To test your flag7.html file and receive the flag, run this command at the command line. Note: replace the gaTechId with your actual GTID.

./StudentGrader.sh --flag 7 --gaTechId 923456789 --filePath /home/websec/Desktop/flag7.html

The grader from the output will look similar to this. Copy the flag to flag7 in project_websecurity.json.

Flag 8: Robin Hood – 10 Points

Congratulations – you’ve already handled XSS, CSRF, and other crafty scenarios. This challenge highlights a different, often-overlooked risk: business logic validation flaws. You can read more about this risk at OWASP: Business Logic Validation.

You overheard there’s a vulnerability in the Bookstore’s Library Card system that can enable a user to increase their reward points.
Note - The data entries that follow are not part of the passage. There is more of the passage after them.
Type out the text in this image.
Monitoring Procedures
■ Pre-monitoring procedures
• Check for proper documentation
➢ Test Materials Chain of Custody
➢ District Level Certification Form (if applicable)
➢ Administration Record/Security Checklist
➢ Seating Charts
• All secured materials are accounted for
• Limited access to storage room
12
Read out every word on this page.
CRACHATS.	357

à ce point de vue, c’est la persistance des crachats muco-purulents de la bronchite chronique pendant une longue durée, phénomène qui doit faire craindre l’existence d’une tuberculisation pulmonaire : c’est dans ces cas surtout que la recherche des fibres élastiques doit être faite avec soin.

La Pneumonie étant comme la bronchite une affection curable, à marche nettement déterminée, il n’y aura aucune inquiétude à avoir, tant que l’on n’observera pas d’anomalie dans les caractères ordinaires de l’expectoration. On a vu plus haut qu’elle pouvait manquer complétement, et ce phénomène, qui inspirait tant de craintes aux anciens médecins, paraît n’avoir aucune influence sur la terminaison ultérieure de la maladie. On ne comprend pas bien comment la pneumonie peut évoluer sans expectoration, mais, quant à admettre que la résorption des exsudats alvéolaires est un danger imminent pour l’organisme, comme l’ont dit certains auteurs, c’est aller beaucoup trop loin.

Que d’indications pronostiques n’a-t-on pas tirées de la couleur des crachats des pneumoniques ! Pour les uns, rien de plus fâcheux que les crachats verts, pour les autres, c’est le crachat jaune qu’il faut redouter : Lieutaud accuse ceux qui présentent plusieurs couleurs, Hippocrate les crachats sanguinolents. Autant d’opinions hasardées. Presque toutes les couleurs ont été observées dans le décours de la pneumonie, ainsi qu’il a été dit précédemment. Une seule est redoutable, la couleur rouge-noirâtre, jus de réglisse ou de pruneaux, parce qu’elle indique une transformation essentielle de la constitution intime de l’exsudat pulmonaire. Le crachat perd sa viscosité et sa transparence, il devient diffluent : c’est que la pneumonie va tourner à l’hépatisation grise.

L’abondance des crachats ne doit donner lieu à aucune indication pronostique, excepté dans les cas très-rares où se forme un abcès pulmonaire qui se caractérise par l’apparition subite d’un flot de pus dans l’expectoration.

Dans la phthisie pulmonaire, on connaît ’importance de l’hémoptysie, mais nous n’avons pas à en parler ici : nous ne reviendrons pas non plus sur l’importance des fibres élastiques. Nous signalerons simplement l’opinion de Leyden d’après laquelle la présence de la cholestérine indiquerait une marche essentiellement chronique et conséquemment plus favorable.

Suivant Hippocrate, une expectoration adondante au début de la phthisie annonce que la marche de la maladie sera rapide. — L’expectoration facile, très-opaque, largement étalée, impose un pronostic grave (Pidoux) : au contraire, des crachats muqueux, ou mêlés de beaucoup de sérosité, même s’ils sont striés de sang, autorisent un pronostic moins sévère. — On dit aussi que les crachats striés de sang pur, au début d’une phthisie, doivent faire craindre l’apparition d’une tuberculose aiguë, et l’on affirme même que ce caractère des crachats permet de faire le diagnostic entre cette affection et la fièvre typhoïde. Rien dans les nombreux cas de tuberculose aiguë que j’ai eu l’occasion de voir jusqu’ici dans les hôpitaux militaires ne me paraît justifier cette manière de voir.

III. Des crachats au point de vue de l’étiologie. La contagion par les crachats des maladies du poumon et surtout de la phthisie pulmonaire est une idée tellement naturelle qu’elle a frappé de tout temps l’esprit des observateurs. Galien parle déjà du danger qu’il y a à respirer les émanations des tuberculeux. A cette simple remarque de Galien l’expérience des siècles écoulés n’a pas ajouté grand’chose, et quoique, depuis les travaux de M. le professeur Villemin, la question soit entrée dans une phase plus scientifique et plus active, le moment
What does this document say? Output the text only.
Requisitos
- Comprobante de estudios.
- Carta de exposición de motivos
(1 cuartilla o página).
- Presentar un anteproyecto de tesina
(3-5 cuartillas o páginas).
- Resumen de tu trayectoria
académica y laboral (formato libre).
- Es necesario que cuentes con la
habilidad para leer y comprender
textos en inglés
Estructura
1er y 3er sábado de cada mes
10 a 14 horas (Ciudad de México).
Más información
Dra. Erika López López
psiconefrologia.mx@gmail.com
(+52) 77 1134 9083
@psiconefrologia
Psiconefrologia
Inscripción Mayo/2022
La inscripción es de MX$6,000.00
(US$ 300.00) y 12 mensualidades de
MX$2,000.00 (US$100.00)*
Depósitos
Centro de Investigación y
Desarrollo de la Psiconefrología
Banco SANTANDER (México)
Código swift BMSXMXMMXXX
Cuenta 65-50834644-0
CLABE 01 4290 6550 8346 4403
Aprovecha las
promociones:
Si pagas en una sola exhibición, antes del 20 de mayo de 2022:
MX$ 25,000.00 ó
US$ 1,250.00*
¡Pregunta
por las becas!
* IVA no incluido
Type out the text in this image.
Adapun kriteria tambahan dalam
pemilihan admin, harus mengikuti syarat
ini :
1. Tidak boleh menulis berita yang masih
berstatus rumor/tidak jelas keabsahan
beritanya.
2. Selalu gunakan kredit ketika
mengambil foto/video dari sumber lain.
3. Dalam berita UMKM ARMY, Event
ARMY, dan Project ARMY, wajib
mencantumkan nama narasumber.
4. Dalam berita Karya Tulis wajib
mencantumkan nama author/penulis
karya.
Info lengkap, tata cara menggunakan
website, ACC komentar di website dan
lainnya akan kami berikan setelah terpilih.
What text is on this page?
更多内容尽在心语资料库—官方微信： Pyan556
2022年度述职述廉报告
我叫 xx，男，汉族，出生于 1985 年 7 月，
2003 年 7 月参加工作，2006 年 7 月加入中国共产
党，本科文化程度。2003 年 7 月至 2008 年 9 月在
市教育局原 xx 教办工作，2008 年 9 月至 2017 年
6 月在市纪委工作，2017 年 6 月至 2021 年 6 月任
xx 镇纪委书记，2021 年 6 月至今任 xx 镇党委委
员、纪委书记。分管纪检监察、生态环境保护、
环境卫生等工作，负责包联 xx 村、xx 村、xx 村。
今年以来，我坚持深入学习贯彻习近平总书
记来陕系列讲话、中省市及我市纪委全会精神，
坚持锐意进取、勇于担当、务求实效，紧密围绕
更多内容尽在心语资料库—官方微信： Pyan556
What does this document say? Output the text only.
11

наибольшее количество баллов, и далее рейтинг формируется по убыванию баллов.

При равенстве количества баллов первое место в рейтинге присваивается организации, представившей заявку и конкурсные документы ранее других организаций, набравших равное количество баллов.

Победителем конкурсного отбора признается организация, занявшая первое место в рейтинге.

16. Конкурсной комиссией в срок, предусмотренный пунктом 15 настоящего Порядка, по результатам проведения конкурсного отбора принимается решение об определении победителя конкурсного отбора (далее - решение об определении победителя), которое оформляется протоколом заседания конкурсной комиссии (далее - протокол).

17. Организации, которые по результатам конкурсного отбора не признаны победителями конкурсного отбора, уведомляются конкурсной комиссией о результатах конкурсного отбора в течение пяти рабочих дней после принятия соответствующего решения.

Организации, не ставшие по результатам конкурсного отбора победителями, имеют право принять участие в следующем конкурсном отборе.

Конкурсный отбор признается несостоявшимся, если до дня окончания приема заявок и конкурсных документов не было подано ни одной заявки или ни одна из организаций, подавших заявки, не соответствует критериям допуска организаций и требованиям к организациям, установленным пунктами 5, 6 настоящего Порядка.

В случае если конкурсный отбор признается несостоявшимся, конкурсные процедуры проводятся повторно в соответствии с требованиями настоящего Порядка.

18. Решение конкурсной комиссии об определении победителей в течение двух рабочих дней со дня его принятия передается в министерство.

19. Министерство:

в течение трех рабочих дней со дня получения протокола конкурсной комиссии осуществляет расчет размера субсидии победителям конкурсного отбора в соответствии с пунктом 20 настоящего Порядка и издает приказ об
Dissatisfied with the amount of points you and other users have, you decide to exploit this vulnerability to double the points for all users of the Bookstore application.

Download from the WebSec VM the required starter template here:

Flag 8 – Template

To earn your flag, you must alter the template so that it doubles the Library Card Reward Points for all users of the Bookstore application when you open it in a browser or run it using the grader.

Hints

• Use Chrome Dev tools to watch what happens when you claim points on the Library Card page. The Elements, Sources, and Network tab should be helpful.
• It may be helpful to figure out how to double the points just for the the account we provided earlier in the project description. From there, Chrome Dev Tools should help in figuring out how to apply this for all users.
• The Student Grader will reset the database each time it runs, capturing a before/after snapshot to confirm that your exploit doubles all users’ points exactly once.

Flag Testing

To test your flag8.html file and receive the flag, run this command at the command line. Note: replace the gaTechId with your actual GTID.

./StudentGrader.sh --flag 8 --gaTechId 923456789 --filePath /home/websec/Desktop/flag8.html

If the ilovetoread user had 240 points prior to you running the command, your web output will look similar to this:

The grader from the output will look similar to this. Copy the flag to flag8 in project_websecurity.json.